From: | Paul Gettle <RunnerPaul@*****.COM> |
---|---|
Subject: | Re: Bioware: could it evolve on it's own? [was: Muscle |
Date: | Fri, 2 Oct 1998 21:48:04 -0400 |
Hash: SHA1
At 10:33 AM 10/2/98 -0400, Fixer wrote:
>->It'd have to be pretty alien, seeing as how bioware doesn't cost
>->essence (yet), even though it mostly consists of organs that could
>->have never evolved on their own, and these organs make the user's
>->physiology do things that it simply would not be capable of on it's
>->own (even though the bioware uses natural physiological responses
to
>->achieve it's goals).
>
> Actually, I believe the line is that "eventually" (maybe
millions
>of years from now, but that's still eventually) we could 'mutate' to
have
>these organs naturally, but this company is giving them to us now.
To me at least, bioware seems too highly specialized. Take this bit of
shadowtalk from Dr. Martin:
"When bioware is grown, the altered genetic commands are designed
optimally to produce the augmented organ. Nothing else is a concern.

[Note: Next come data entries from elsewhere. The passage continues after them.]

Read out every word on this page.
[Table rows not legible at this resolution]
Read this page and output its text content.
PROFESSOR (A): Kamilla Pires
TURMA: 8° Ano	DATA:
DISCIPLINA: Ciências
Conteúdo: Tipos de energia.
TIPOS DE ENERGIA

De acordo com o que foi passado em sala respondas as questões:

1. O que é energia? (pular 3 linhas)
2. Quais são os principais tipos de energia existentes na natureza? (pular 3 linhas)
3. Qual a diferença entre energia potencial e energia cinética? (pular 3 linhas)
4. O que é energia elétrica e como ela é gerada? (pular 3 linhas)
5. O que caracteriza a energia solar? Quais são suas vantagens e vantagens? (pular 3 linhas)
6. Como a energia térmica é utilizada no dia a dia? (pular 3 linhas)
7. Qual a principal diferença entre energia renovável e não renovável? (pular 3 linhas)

In this process, the rest of the growth medium (i.e., host body) may
undergo all sorts of side effects that would hamper normal human
development."
Then of course, once the bioware organ is harvested from it's host
body, and implanted into a functioning human being, it puts stress on
the metabolic processes of that human, this is what body index is.
In my take of it, the chances of humans with natural equivilents to
bioware organs occuring through natural mutations, even over time, are
about the same chances that any of the Dog Breeds from the Toy Group
would evolve naturally from wolves, over that same period of time.